Tam też zauważam znak "Wilczy Szlak - Chata na Zagroniu" . Postanowiłem pomaszerować więc trochę tym wilczym tropem . Trop ,a raczej znak to robota osób urzędujących we wspomnianej już Chacie na Zagroniu . Jest to tzn. szlak chatkowy , "otwarty" 6 kwietnia 2019 roku . Wiedzie on w sumie przez 4 szczyty : Compel - Butorowa Grapa - Wilczy Groń - Kiczora ... kończąc bieg wiadomo gdzie , przy Chacie na Zagroniu .
Na początkowym podejściu tym szlakiem na Compel można złapać zadyszkę lub co bądź zaliczyć nieudany po...ślizg za zającem . Tak dzisiaj , królowało tutaj na podłożu błoto błotniste ...
Jak już podejście złagodniało to i błotka ubyło , choć nadal było go nie mało ...
Compel jest zarośnięty to też ze szczytu widoków pięknych nie doświadczycie .
Na szczęście po drodze co rusz gdzieś wyskakuje mała polanka , która dostarcza nam trochę wrażeń krajobrazowych miłych dla oka :)
Z Butorową Grapą było zresztą podobnie jak Complem . Z tą różnicą iż tam dodatkowo jeszcze szło zaobserwować co rusz jakiś kamienny mini kopiec ...
I tak się zapuściłem kawałek dalej idąc w kierunku Wilczego Gronia . Czas wolny niestety dobiegał końca , musiałem więc wracać na miejsce startu .
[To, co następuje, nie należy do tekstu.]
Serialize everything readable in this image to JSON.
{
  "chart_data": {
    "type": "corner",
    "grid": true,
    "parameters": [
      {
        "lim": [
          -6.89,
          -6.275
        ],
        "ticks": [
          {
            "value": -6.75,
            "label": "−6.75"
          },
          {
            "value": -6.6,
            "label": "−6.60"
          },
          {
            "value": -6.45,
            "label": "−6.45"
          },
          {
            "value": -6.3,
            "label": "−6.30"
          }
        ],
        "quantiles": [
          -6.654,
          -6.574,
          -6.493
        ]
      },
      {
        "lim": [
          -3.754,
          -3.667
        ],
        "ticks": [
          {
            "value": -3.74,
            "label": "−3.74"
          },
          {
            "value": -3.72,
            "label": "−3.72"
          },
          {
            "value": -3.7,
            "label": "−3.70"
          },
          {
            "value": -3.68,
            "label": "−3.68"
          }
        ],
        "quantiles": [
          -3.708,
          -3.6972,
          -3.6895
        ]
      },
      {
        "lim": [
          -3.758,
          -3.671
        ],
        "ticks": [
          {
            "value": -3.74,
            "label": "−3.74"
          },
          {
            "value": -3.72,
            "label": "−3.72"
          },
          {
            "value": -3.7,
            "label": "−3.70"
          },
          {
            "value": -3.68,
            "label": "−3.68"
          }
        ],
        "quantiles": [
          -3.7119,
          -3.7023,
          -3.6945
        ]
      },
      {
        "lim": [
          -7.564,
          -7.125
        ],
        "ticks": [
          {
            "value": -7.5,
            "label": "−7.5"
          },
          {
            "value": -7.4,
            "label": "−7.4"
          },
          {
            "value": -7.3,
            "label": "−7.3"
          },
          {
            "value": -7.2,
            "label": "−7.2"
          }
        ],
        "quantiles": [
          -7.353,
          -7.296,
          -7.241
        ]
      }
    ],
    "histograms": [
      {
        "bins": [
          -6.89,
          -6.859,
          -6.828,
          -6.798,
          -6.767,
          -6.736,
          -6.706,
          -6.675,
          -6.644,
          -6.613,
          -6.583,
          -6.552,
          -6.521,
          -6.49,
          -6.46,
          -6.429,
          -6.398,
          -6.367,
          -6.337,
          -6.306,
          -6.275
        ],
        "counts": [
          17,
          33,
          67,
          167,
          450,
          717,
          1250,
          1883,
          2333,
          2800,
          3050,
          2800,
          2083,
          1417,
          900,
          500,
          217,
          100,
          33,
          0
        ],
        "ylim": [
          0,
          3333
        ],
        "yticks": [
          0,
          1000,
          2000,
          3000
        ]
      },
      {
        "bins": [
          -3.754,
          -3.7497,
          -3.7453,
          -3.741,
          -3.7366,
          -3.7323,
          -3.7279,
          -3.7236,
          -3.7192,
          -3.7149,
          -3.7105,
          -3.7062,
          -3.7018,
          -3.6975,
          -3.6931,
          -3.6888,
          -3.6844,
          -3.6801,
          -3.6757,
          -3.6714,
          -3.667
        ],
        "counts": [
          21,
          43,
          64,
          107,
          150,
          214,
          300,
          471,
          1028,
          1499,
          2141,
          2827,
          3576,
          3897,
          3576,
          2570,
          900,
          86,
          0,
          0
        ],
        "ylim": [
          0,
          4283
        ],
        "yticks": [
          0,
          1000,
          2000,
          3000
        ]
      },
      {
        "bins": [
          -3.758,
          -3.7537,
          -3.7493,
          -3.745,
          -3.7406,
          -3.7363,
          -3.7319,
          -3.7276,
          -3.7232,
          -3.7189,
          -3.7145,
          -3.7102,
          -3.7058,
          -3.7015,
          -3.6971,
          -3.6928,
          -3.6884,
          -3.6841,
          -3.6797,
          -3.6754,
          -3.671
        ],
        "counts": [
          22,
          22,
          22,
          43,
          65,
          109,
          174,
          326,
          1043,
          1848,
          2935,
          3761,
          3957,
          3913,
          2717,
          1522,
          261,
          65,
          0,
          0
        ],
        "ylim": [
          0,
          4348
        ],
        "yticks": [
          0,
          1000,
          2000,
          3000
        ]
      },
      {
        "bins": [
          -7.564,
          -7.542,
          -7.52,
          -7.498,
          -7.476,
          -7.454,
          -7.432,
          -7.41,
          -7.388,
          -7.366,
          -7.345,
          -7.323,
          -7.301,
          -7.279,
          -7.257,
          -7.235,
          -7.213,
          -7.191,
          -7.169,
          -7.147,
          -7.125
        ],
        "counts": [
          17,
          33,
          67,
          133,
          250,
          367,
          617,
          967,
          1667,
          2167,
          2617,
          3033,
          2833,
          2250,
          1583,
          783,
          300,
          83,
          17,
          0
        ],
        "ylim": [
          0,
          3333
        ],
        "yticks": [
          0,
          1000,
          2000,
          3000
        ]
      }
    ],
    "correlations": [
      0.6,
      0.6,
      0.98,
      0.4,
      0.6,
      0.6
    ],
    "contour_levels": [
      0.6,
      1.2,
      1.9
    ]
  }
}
Dzisiejszego dnia dominowało błotko , śnieg był niestety w marginalne opozycji . Ot takie mamy uroki tegorocznej zimy :)
Wycieczka może i nie długa , lecz ja tam jestem zadowolony (no prawie zadowolony) . Udało mi się zdobyć dwa nowe szczyty do kolekcji , takie na których jeszcze nie byłem . A in minus to fakt iż wszystkie zdjęcia musiałem robić jedną stałką (obiektyw) , więc zbytniego pola manewru nie miałem by zaszaleć :)
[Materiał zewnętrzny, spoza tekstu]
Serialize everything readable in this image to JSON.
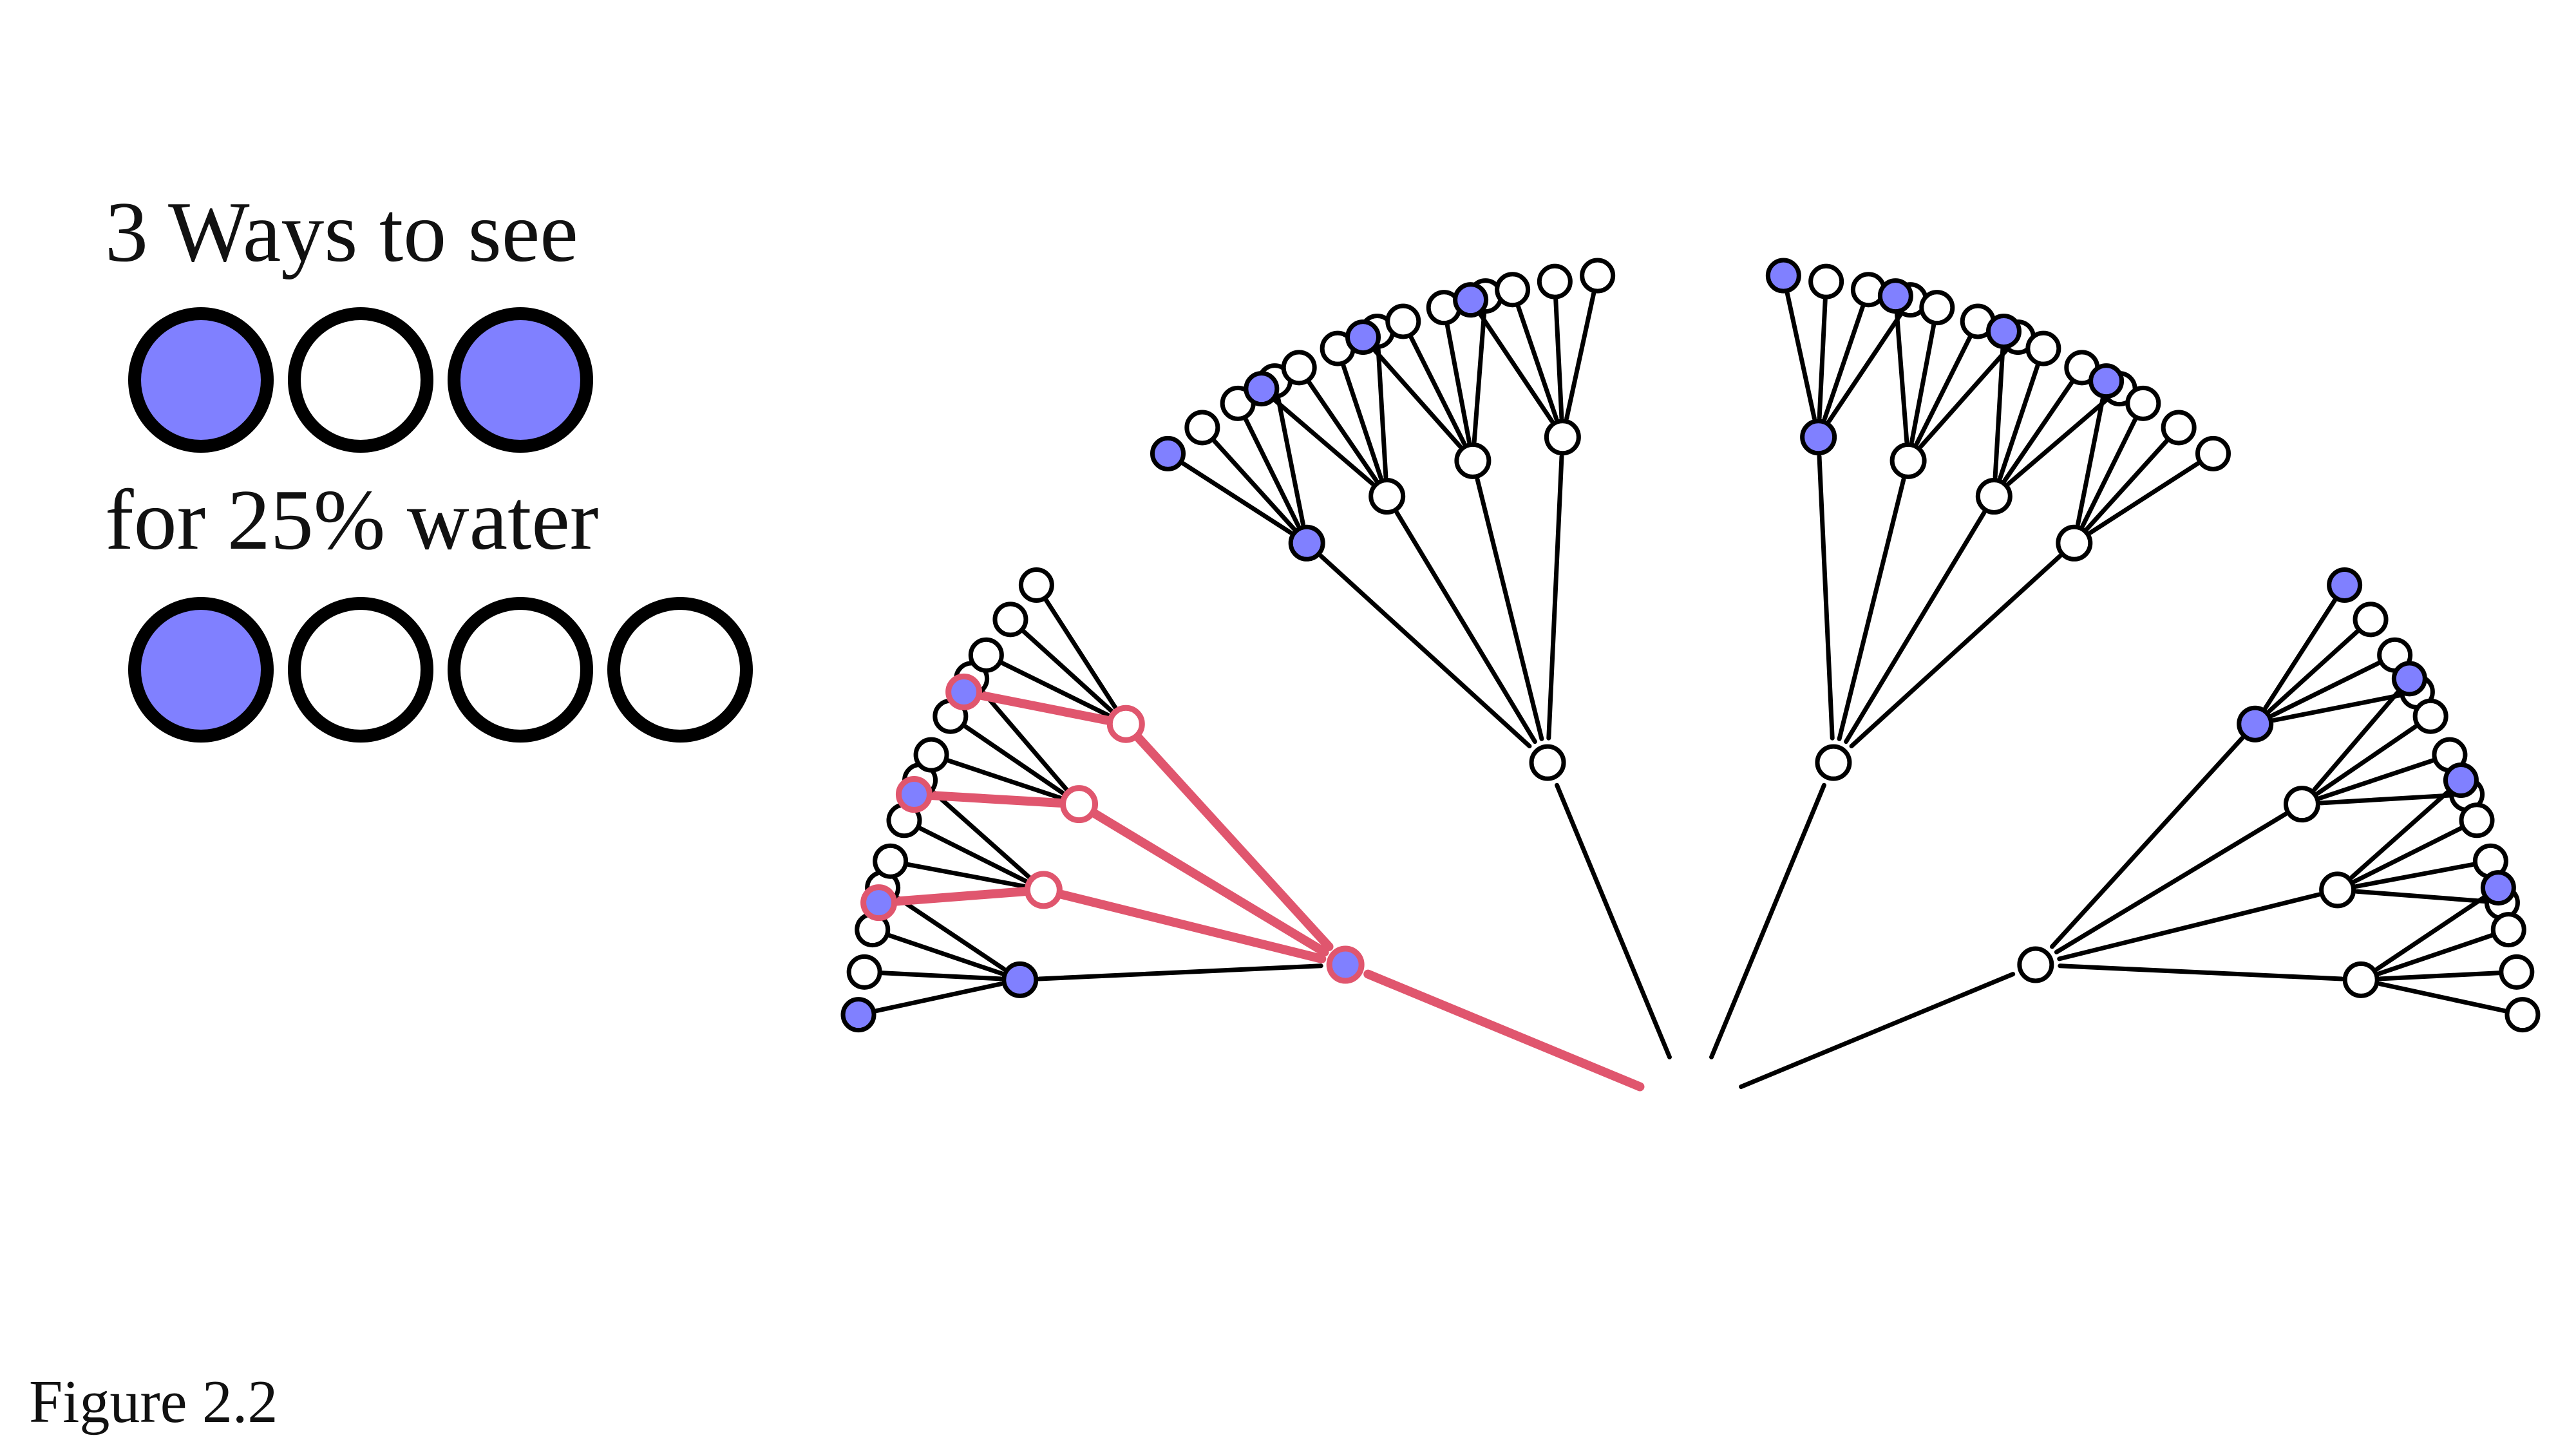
{
  "legend": {
    "heading": "3 Ways to see",
    "observation": [
      "water",
      "land",
      "water"
    ],
    "subheading": "for 25% water",
    "marble_bag": [
      "water",
      "land",
      "land",
      "land"
    ]
  },
  "caption": "Figure 2.2",
  "colors": {
    "water": "#8080ff",
    "land": "#ffffff",
    "outline": "#000000",
    "highlight": "#e0566e"
  },
  "garden": {
    "structure": "three draws from a bag of four marbles; each draw branches into four possibilities",
    "branch_order": [
      "water",
      "land",
      "land",
      "land"
    ],
    "highlighted_paths": [
      [
        "water",
        "land",
        "water"
      ],
      [
        "water",
        "land",
        "water"
      ],
      [
        "water",
        "land",
        "water"
      ]
    ]
  }
}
Jeszcze tam kiedyś wrócę ... przy innych warunkach pogodowych
Pełna galeria :
Compel - Butorowa ...
kilka zdjęć :
4. Dzień : 19.02.2020
Trasa w skrócie : Rajcza Centrum PKP - Sporkowa Grapa - Ziątkówka - Biernatka - Skaliska - Głębokie - Rycerka PKP - Rajcza Centrum PKP
Opis :
Znów zawitałem do Rajczy , załatwiając pewne sprawy . Tym razem miałem więcej czasu , czasu który postanowiłem przeznaczyć na błądzenie po poza szlakowych górskich ścieżkach . W poniedziałek będąc w Rajczy obrałem kierunek na pewne górki w Beskidzie Żywieckim , a dzisiaj będąc w Rajczy obrałem kierunek górski na Beskid Śląski !
Ot urok Rajczy jest taki iż można tu być i "zaliczyć" dwa sąsiadujące Beskidy , ten Śląski jak i ten Żywiecki . Wystarczy obrać tylko odpowiednią stronę rzeki Soły ...
Tym razem postanowiłem pokręcić się co nie co po kolejnych nowych szczytach . Padło na szczyt Ziątkówka i Biernatka .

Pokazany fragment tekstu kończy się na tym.